Trois étudiants se revendiquant propalestiniens ont été interdits d’accès à Sciences Po Paris à titre conservatoire, a annoncé la direction ce jeudi 24 avril. Ces derniers sont accusés d’avoir enfreint le règlement de l’établissement, notamment d’avoir «perturbé des événements» avec des «actes d’intimidation».
Une plainte pour «intrusion» a notamment été déposée par l’institut.
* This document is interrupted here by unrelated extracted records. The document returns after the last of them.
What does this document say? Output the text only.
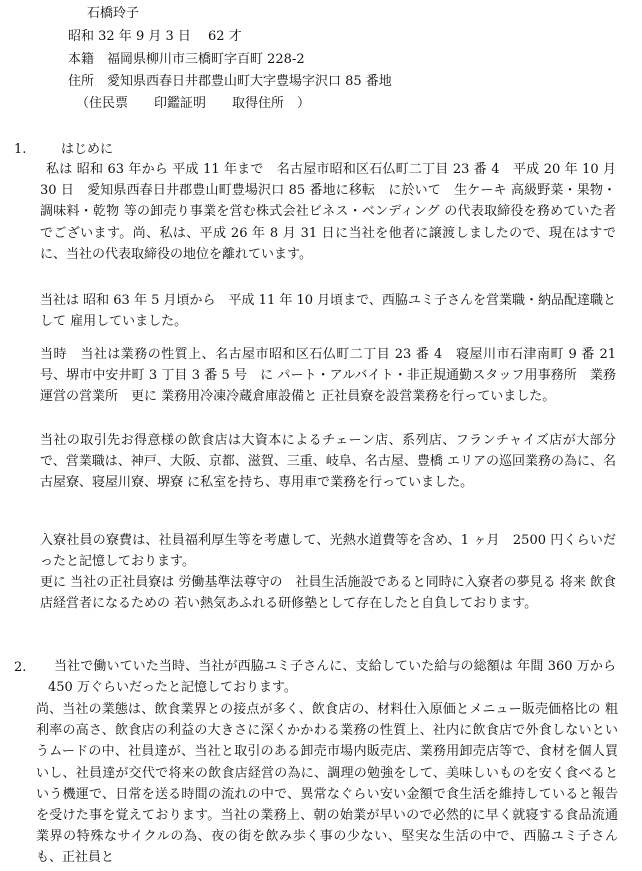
石橋玲子
昭和 32 年 9 月 3 日　 62 才
本籍　福岡県柳川市三橋町字百町 228-2
住所　愛知県西春日井郡豊山町大字豊場字沢口 85 番地
（住民票　　印鑑証明　　取得住所　）
1.	はじめに

私は 昭和 63 年から 平成 11 年まで　名古屋市昭和区石仏町二丁目 23 番 4　平成 20 年 10 月 30 日　愛知県西春日井郡豊山町豊場沢口 85 番地に移転　に於いて　生ケーキ 高級野菜・果物・調味料・乾物 等の卸売り事業を営む株式会社ビネス・ベンディング の代表取締役を務めていた者でございます。尚、私は、平成 26 年 8 月 31 日に当社を他者に譲渡しましたので、現在はすでに、当社の代表取締役の地位を離れています。

当社は 昭和 63 年 5 月頃から　平成 11 年 10 月頃まで、西脇ユミ子さんを営業職・納品配達職として 雇用していました。

当時　当社は業務の性質上、名古屋市昭和区石仏町二丁目 23 番 4　寝屋川市石津南町 9 番 21 号、堺市中安井町 3 丁目 3 番 5 号　に パート・アルバイト・非正規通勤スタッフ用事務所　業務運営の営業所　更に 業務用冷凍冷蔵倉庫設備と 正社員寮を設営業務を行っていました。

当社の取引先お得意様の飲食店は大資本によるチェーン店、系列店、フランチャイズ店が大部分で、営業職は、神戸、大阪、京都、滋賀、三重、岐阜、名古屋、豊橋 エリアの巡回業務の為に、名古屋寮、寝屋川寮、堺寮 に私室を持ち、専用車で業務を行っていました。

入寮社員の寮費は、社員福利厚生等を考慮して、光熱水道費等を含め、1 ヶ月　2500 円くらいだったと記憶しております。

更に 当社の正社員寮は 労働基準法尊守の　社員生活施設であると同時に入寮者の夢見る 将来 飲食店経営者になるための 若い熱気あふれる研修塾として存在したと自負しております。

2.	当社で働いていた当時、当社が西脇ユミ子さんに、支給していた給与の総額は 年間 360 万から 450 万ぐらいだったと記憶しております。

尚、当社の業態は、飲食業界との接点が多く、飲食店の、材料仕入原価とメニュー販売価格比の 粗利率の高さ、飲食店の利益の大きさに深くかかわる業務の性質上、社内に飲食店で外食しないというムードの中、社員達が、当社と取引のある卸売市場内販売店、業務用卸売店等で、食材を個人買いし、社員達が交代で将来の飲食店経営の為に、調理の勉強をして、美味しいものを安く食べるという機運で、日常を送る時間の流れの中で、異常なぐらい安い金額で食生活を維持していると報告を受けた事を覚えております。当社の業務上、朝の始業が早いので必然的に早く就寝する食品流通業界の特殊なサイクルの為、夜の街を飲み歩く事の少ない、堅実な生活の中で、西脇ユミ子さんも、正社員と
La direction de Sciences Po Paris a annoncé ce jeudi avoir interdit, à titre conservatoire, l’accès à l’établissement à trois étudiants propalestiniens, qu’elle accuse d’avoir enfreint le règlement lors de leur participation à plusieurs actions.
Ces élèves ont fait l’objet de ces mesures à cause de «blocages à deux reprises et fortes perturbations d’événements avec actes d’intimidation», d’après une déclaration d’une porte-parole de l’établissement à l’AFP. Pour l’heure, les étudiants visés n’ont plus accès au campus jusqu’à la tenue de la section disciplinaire, dont la date n’est pas encore fixée, a-t-elle précisé.
Sur Instagram ce jeudi, le comité Palestine de Sciences Po a considéré ces mesures conservatoires comme «une purge», mettant directement en cause Luis Vassy, le directeur de l’institut.
Nouvelle manifestation propalestinienne hier
Parallèlement, plusieurs dizaines d’étudiants propalestiniens ont de nouveau manifesté ce jeudi 24 avril dans le hall de Sciences Po Paris et devant l’établissement, lors de la dernière semaine de cours.
C’est en ce moment à Sciences Po Paris.
Les militants d’extrême-gauche pro-palestiniens recouvrent leurs mains de faux sang, une référence à l’assassinat de soldats israéliens en 2000.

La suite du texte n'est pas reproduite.